Saddam Hussein's lawyer said Wednesday that U.S.-led "occupation forces" bear some of the responsibility for the slaying of a second colleague in the trial and urged Arab leaders to help combat disorder here that threatens the proceeding. Five policemen died in a suicide bombing north of the capital Wednesday, and gunmen shot dead another foreign embassy employee in the capital. The U.S. military reported another Marine died of wounds suffered in a roadside bombing.
Khalil al-Dulaimi, head of Saddam's legal team, spoke one day after Adel al-Zubeidi, lawyer for former Vice President Taha Yassin Ramadan died in a hail of gunfire in west Baghdad. Thamir al-Khuzaie, attorney for another co-defendant, Saddam's half brother Barazan Ibrahim, was wounded.
Another defense lawyer, Saadoun al-Janabi, was found shot dead the day after the trial began on Oct. 19. The assassinations raise doubts about Iraq's ability to try the case, although the Iraqi government dismissed calls to move the venue or halt the trial, which resumes Nov. 28.
Al-Dulaimi, speaking in the insurgent hotspot of Ramadi, brushed aside government suggestions that pro-Saddam insurgents or religious extremists were behind the killings.
"The occupation forces are responsible for this criminal incident, and they bear the responsibility of preserving the lives of the people regardless of their identity," he said. The "Iraqi government also has the responsibility to protect people and put an end to such actions."
He called on "all free people, the United Nations, the Arab League, Arab presidents and kings and the Arab Bar Association to shoulder the responsibility to face the tyranny of the criminal gangs that are targeting the country."
President Jalal Talabani, a Kurd and longtime Saddam opponent, also condemned the assassination and urged the rest of the defense team to accept government protection which they had refused.

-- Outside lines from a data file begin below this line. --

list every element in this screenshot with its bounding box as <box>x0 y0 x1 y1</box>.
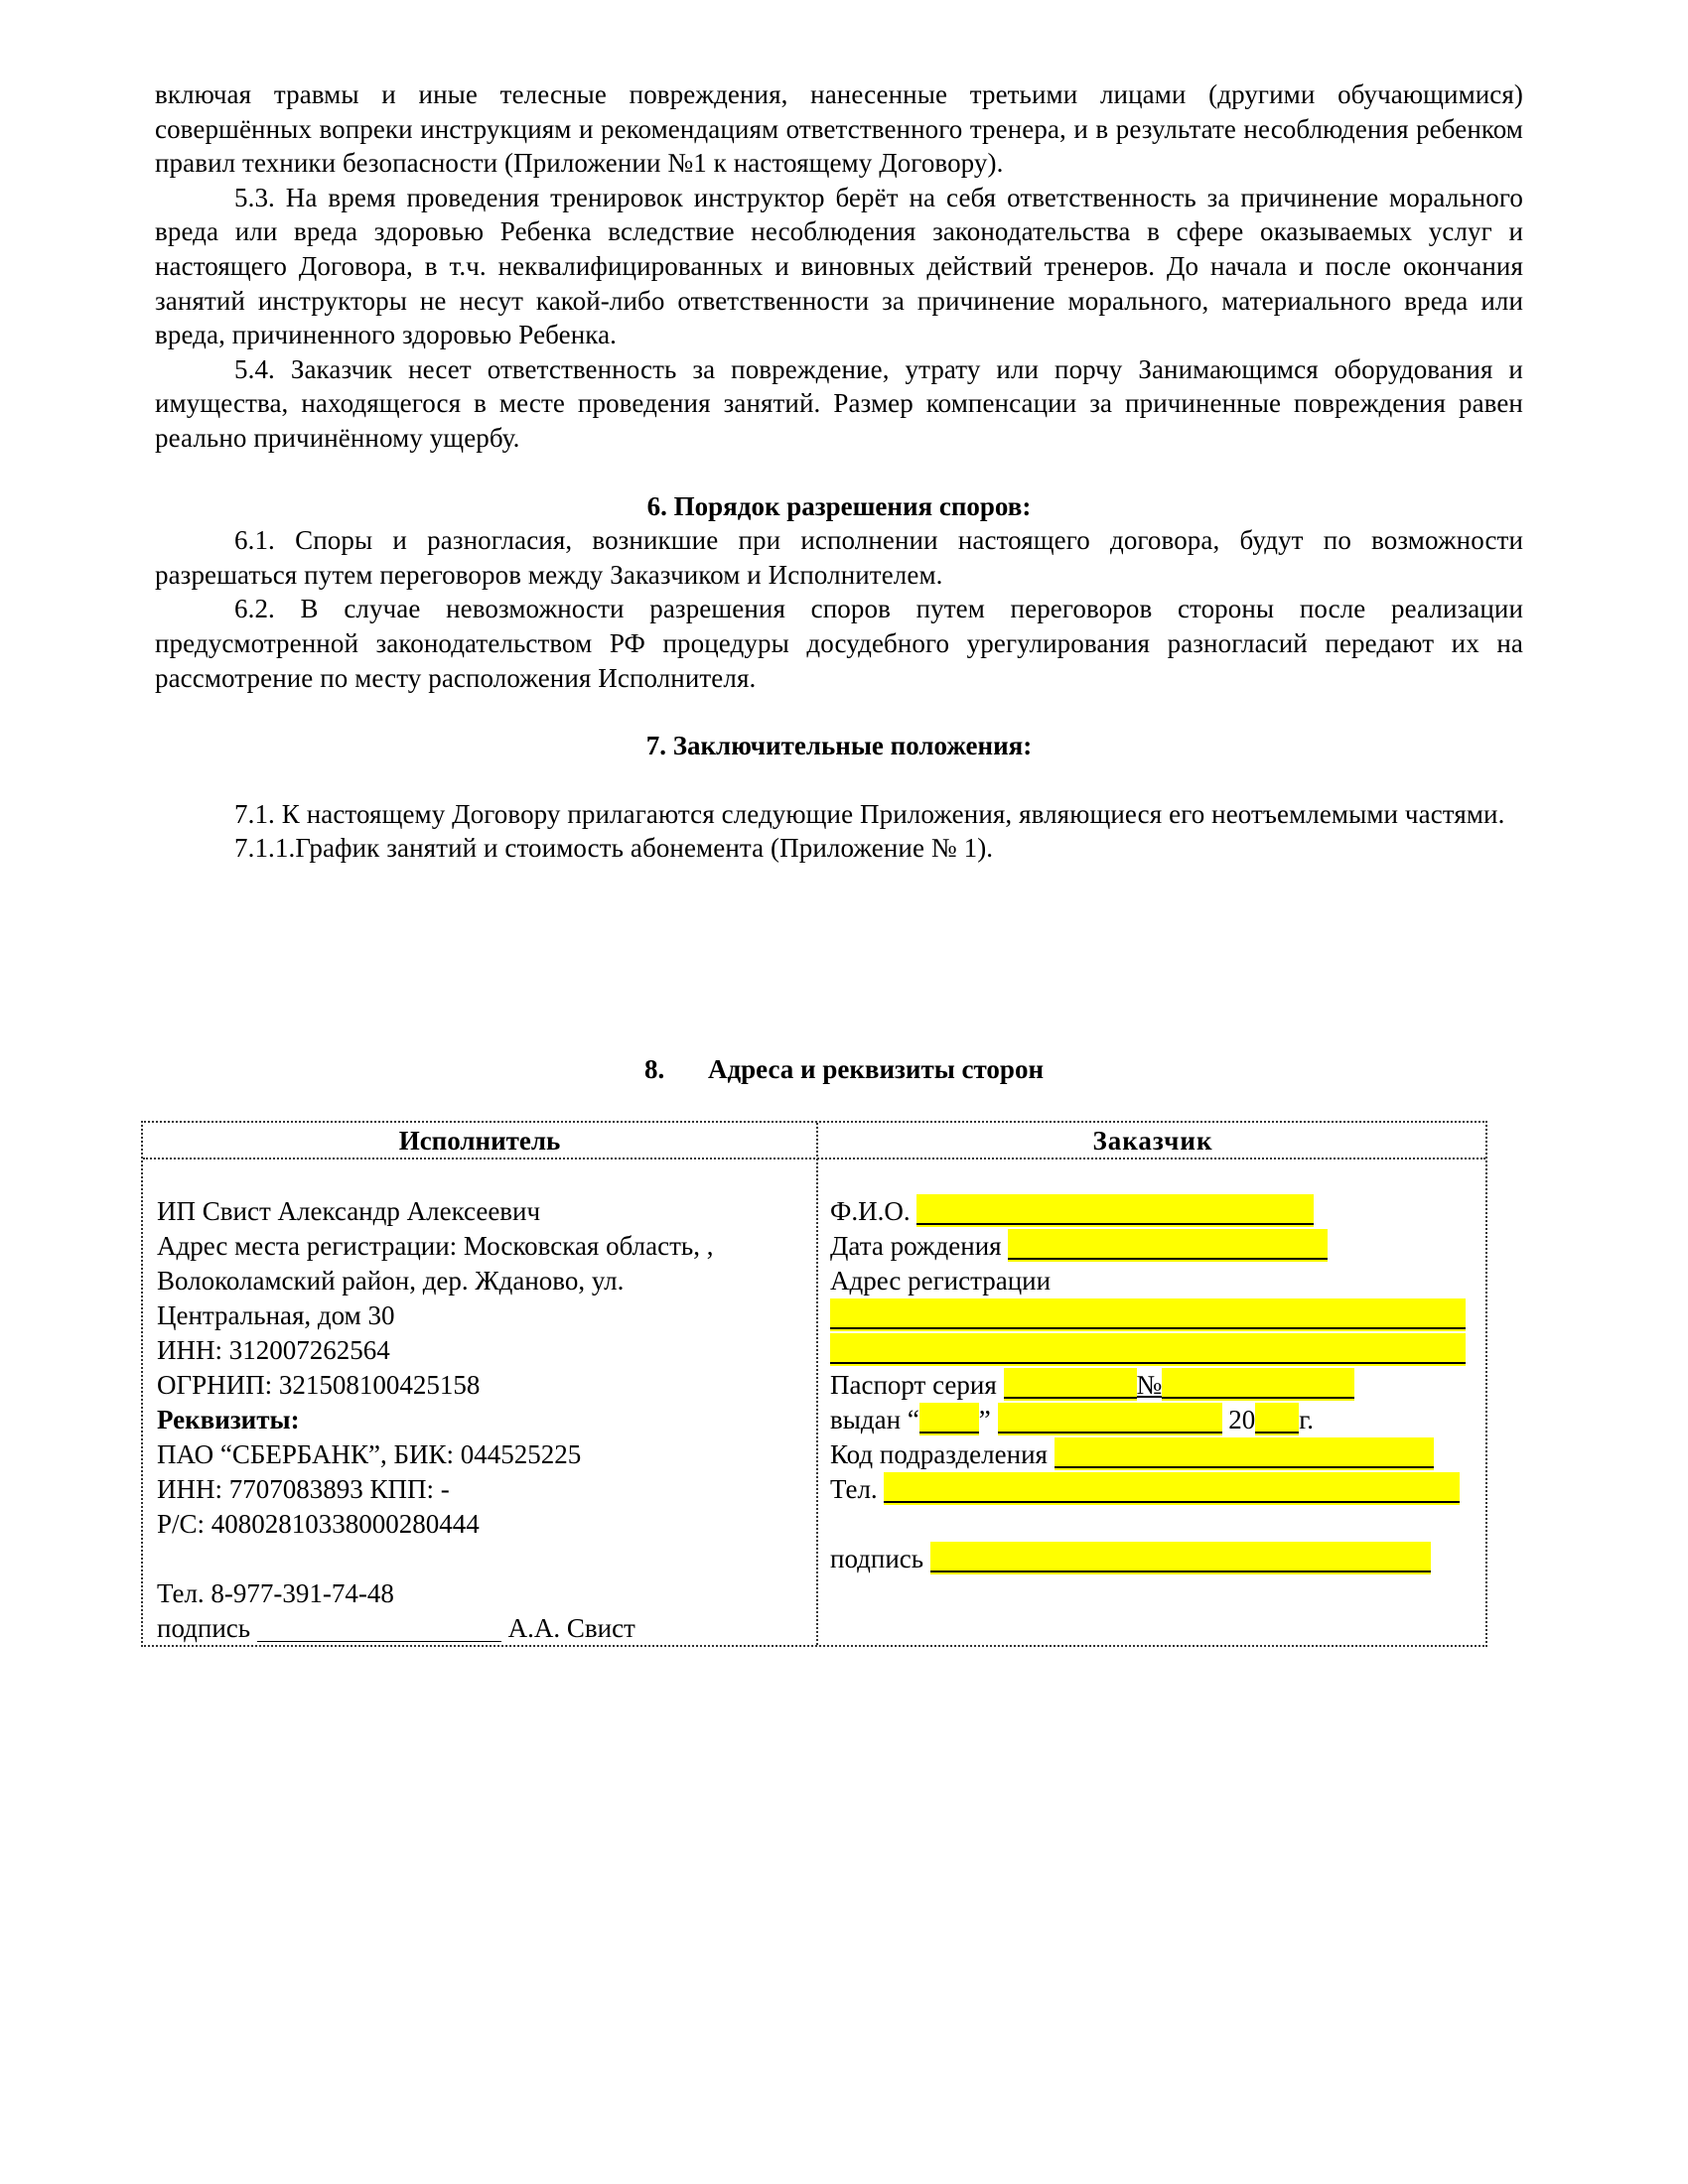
customer-phone-label: Тел. <box>830 1474 878 1504</box>
customer-signature-field[interactable] <box>930 1542 1431 1574</box>
executor-details: ИП Свист Александр Алексеевич Адрес мест… <box>157 1194 802 1646</box>
customer-passport-number-field[interactable] <box>1162 1368 1354 1401</box>
customer-issued-label: выдан <box>830 1405 901 1434</box>
clause-5-3: 5.3. На время проведения тренировок инст… <box>155 181 1523 352</box>
executor-signature-label: подпись <box>157 1613 250 1643</box>
section-8-number: 8. <box>644 1052 708 1087</box>
customer-passport-no-sign: № <box>1137 1370 1163 1400</box>
header-divider <box>143 1158 1485 1160</box>
customer-address-row-2 <box>830 1333 1476 1368</box>
executor-inn: ИНН: 312007262564 <box>157 1333 802 1368</box>
executor-address-1: Адрес места регистрации: Московская обла… <box>157 1229 802 1264</box>
customer-phone-field[interactable] <box>884 1472 1460 1505</box>
customer-year-prefix: 20 <box>1228 1405 1255 1434</box>
customer-birth-label: Дата рождения <box>830 1231 1002 1261</box>
section-8-title-text: Адреса и реквизиты сторон <box>708 1054 1044 1084</box>
customer-passport-series-field[interactable] <box>1004 1368 1137 1401</box>
customer-passport-row: Паспорт серия № <box>830 1368 1476 1403</box>
section-7-title: 7. Заключительные положения: <box>155 729 1523 763</box>
customer-fio-row: Ф.И.О. <box>830 1194 1476 1229</box>
customer-address-row-1 <box>830 1298 1476 1333</box>
quote-close: ” <box>979 1405 991 1434</box>
customer-fio-label: Ф.И.О. <box>830 1196 911 1226</box>
customer-signature-label: подпись <box>830 1544 923 1573</box>
customer-dept-code-label: Код подразделения <box>830 1439 1048 1469</box>
clause-6-1: 6.1. Споры и разногласия, возникшие при … <box>155 523 1523 592</box>
customer-address-field-2[interactable] <box>830 1333 1466 1366</box>
executor-address-2: Волоколамский район, дер. Жданово, ул. <box>157 1264 802 1298</box>
section-8-title: 8.Адреса и реквизиты сторон <box>0 1052 1688 1087</box>
clause-7-1-1: 7.1.1.График занятий и стоимость абонеме… <box>155 831 1523 866</box>
executor-address-3: Центральная, дом 30 <box>157 1298 802 1333</box>
executor-signature-line[interactable] <box>257 1611 501 1644</box>
executor-bank: ПАО “СБЕРБАНК”, БИК: 044525225 <box>157 1437 802 1472</box>
document-body: включая травмы и иные телесные поврежден… <box>155 77 1523 866</box>
executor-ogrnip: ОГРНИП: 321508100425158 <box>157 1368 802 1403</box>
column-divider <box>816 1123 818 1645</box>
customer-phone-row: Тел. <box>830 1472 1476 1507</box>
customer-dept-code-row: Код подразделения <box>830 1437 1476 1472</box>
customer-header: Заказчик <box>818 1123 1487 1158</box>
executor-signature-row: подпись А.А. Свист <box>157 1611 802 1646</box>
customer-signature-row: подпись <box>830 1542 1476 1576</box>
clause-6-2: 6.2. В случае невозможности разрешения с… <box>155 592 1523 695</box>
customer-fio-field[interactable] <box>916 1194 1314 1227</box>
executor-phone: Тел. 8-977-391-74-48 <box>157 1576 802 1611</box>
customer-passport-label: Паспорт серия <box>830 1370 997 1400</box>
clause-5-4: 5.4. Заказчик несет ответственность за п… <box>155 352 1523 456</box>
clause-7-1: 7.1. К настоящему Договору прилагаются с… <box>155 797 1523 832</box>
customer-details: Ф.И.О. Дата рождения Адрес регистрации П… <box>830 1194 1476 1576</box>
executor-header: Исполнитель <box>143 1123 816 1158</box>
executor-account: Р/С: 40802810338000280444 <box>157 1507 802 1542</box>
customer-issued-year-field[interactable] <box>1255 1403 1299 1435</box>
quote-open: “ <box>908 1405 919 1434</box>
executor-signature-name: А.А. Свист <box>508 1613 635 1643</box>
clause-5-2-continuation: включая травмы и иные телесные поврежден… <box>155 77 1523 181</box>
section-6-title: 6. Порядок разрешения споров: <box>155 489 1523 524</box>
customer-issued-row: выдан “” 20г. <box>830 1403 1476 1437</box>
customer-dept-code-field[interactable] <box>1055 1437 1434 1470</box>
customer-birth-row: Дата рождения <box>830 1229 1476 1264</box>
executor-bank-inn: ИНН: 7707083893 КПП: - <box>157 1472 802 1507</box>
executor-requisites-label: Реквизиты: <box>157 1403 802 1437</box>
customer-issued-day-field[interactable] <box>919 1403 979 1435</box>
customer-birth-field[interactable] <box>1008 1229 1328 1262</box>
customer-issued-month-field[interactable] <box>998 1403 1222 1435</box>
customer-address-field-1[interactable] <box>830 1298 1466 1331</box>
executor-name: ИП Свист Александр Алексеевич <box>157 1194 802 1229</box>
customer-year-suffix: г. <box>1299 1405 1314 1434</box>
parties-requisites-table: Исполнитель Заказчик ИП Свист Александр … <box>141 1121 1487 1647</box>
customer-address-label: Адрес регистрации <box>830 1264 1476 1298</box>
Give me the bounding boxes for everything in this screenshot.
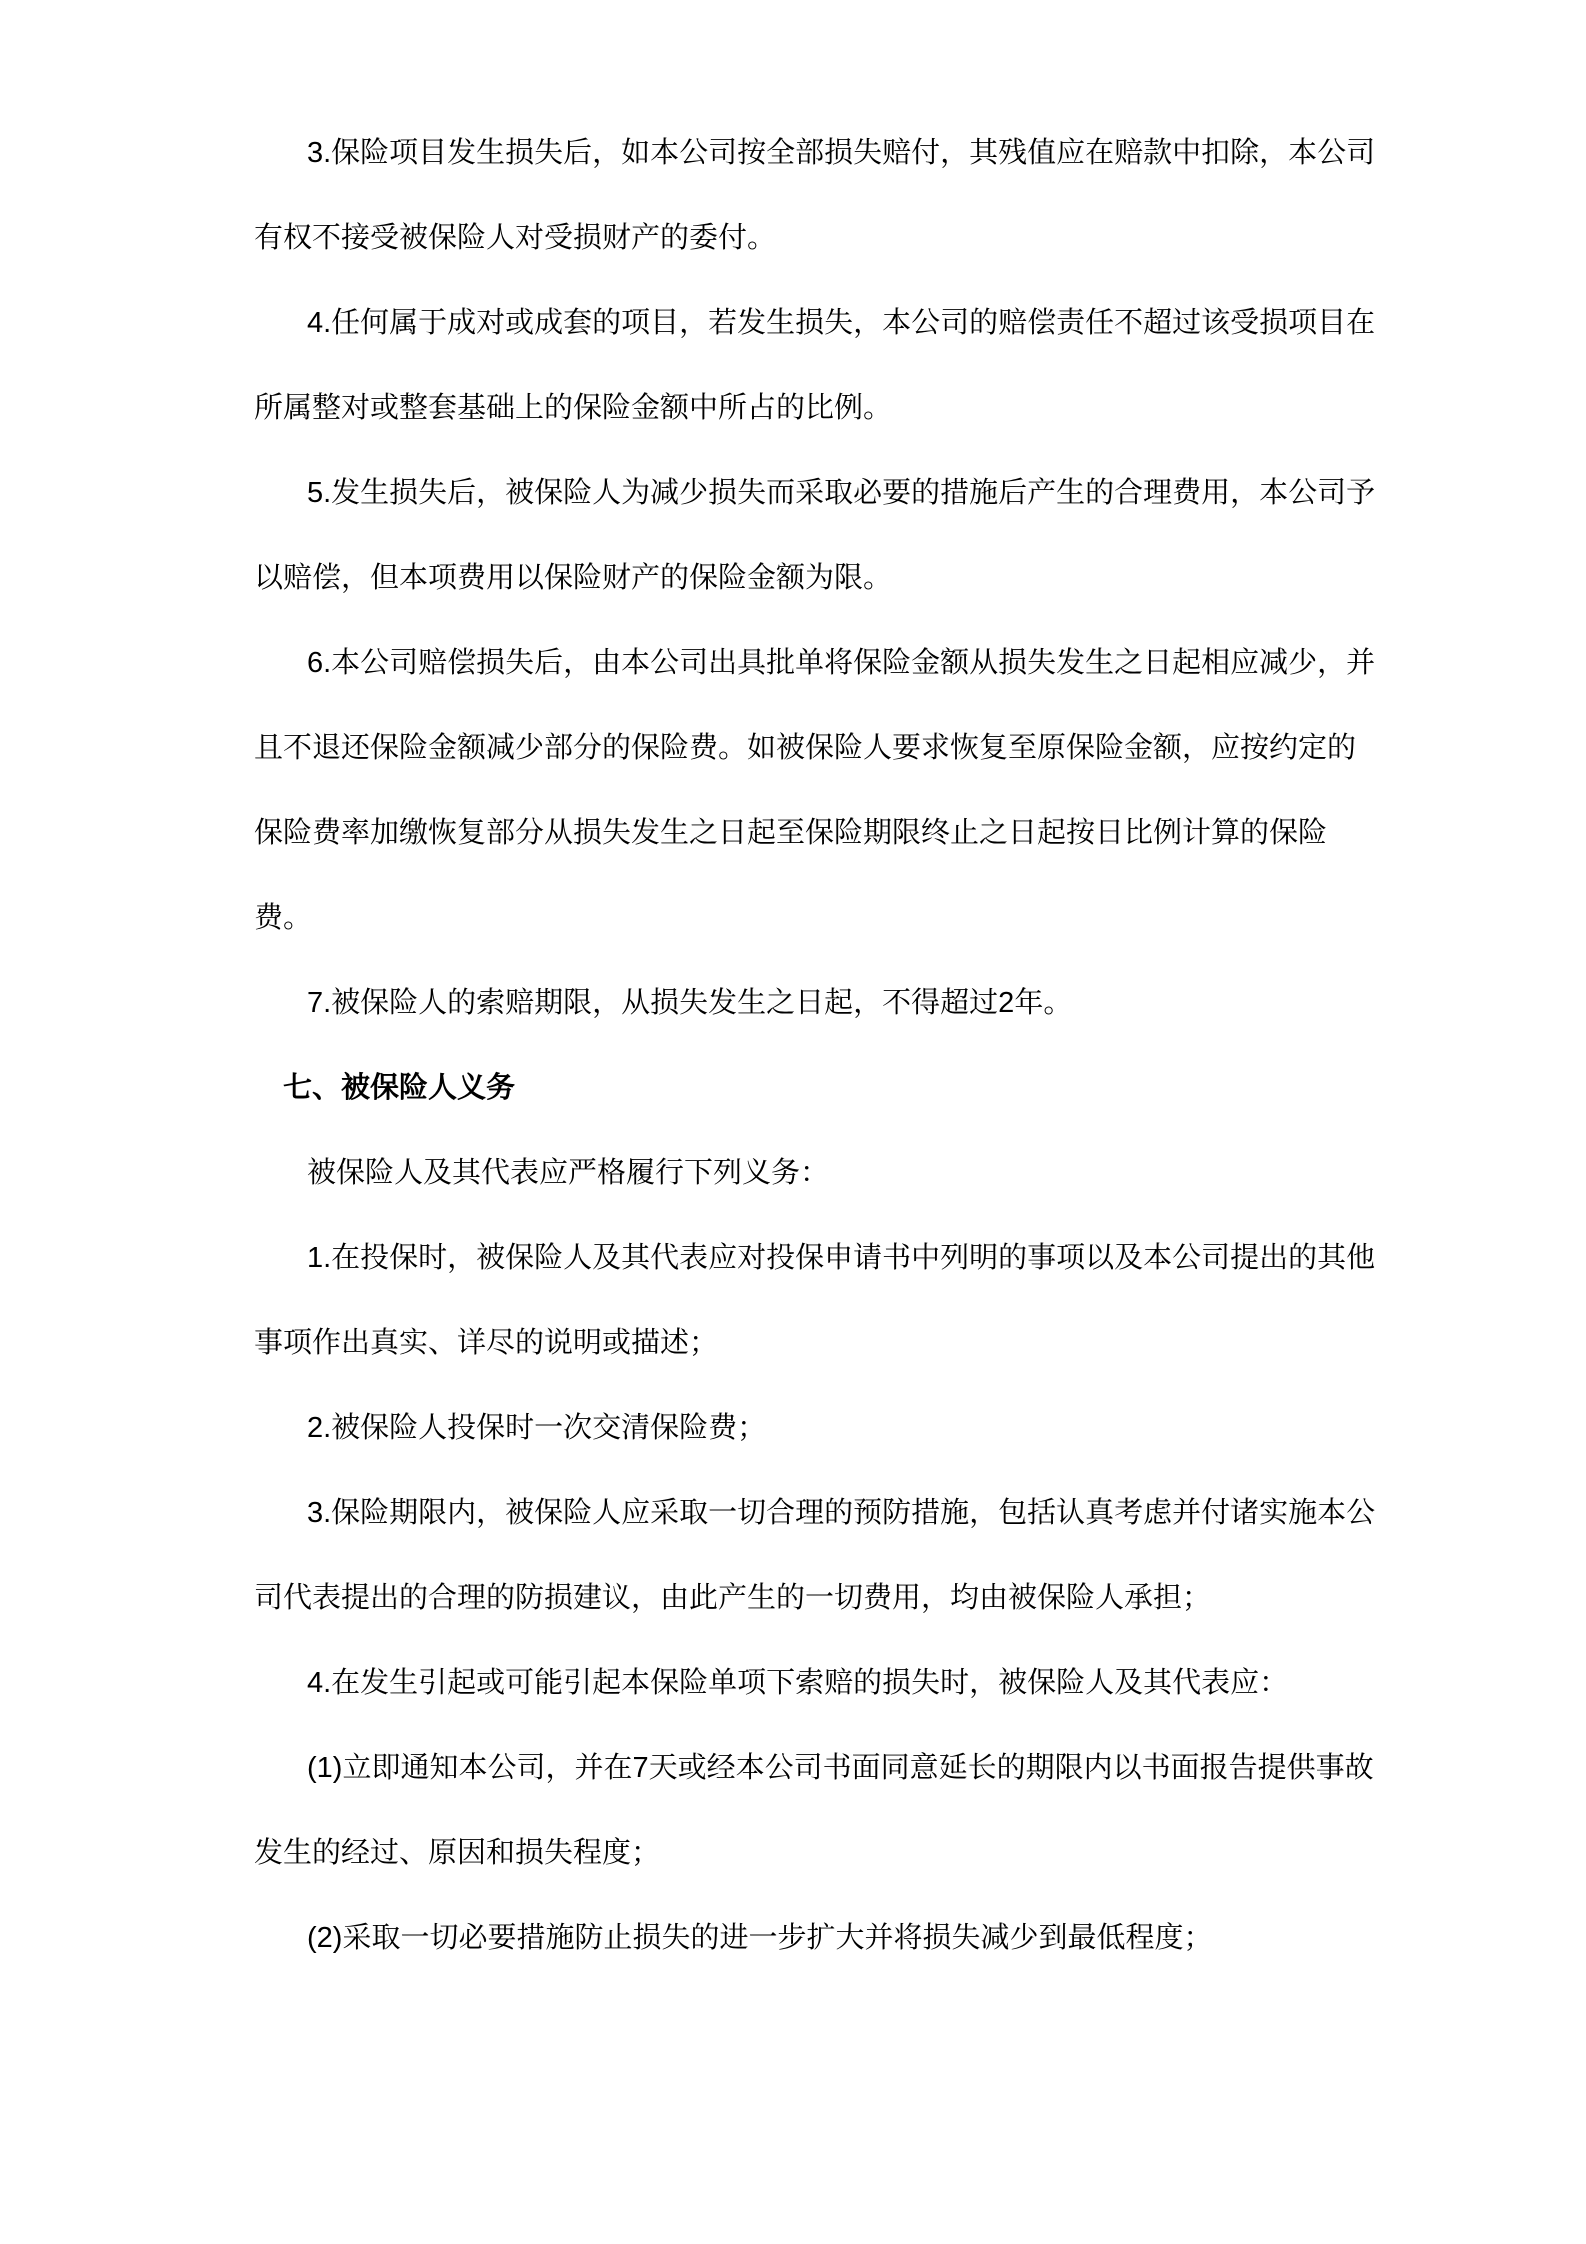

Regardless of who was responsible, the killing of another defense lawyer reinforced grave misgivings among human rights groups and international lawyers about holding the trial in a country gripped by a brutal insurgency, much of it led by the defendants' supporters in the Sunni Arab minority, according to the AP.
"I don't understand how you can have a fair trial in this atmosphere of insecurity, with bombs going off," said Richard Goldstone, the first prosecutor at the U.N. tribunal for war crimes in the former Yugoslavia and one of the world's most prominent jurists.
He told The Associated Press by telephone that Iraq's government should consider shifting the trial to an Arab country "where there is security."
In another example of the ongoing disorder, five policemen were killed and five others were wounded when a suicide car bomber struck a patrol near Baqouba, 55 kilometers (35 miles) northeast of Baghdad.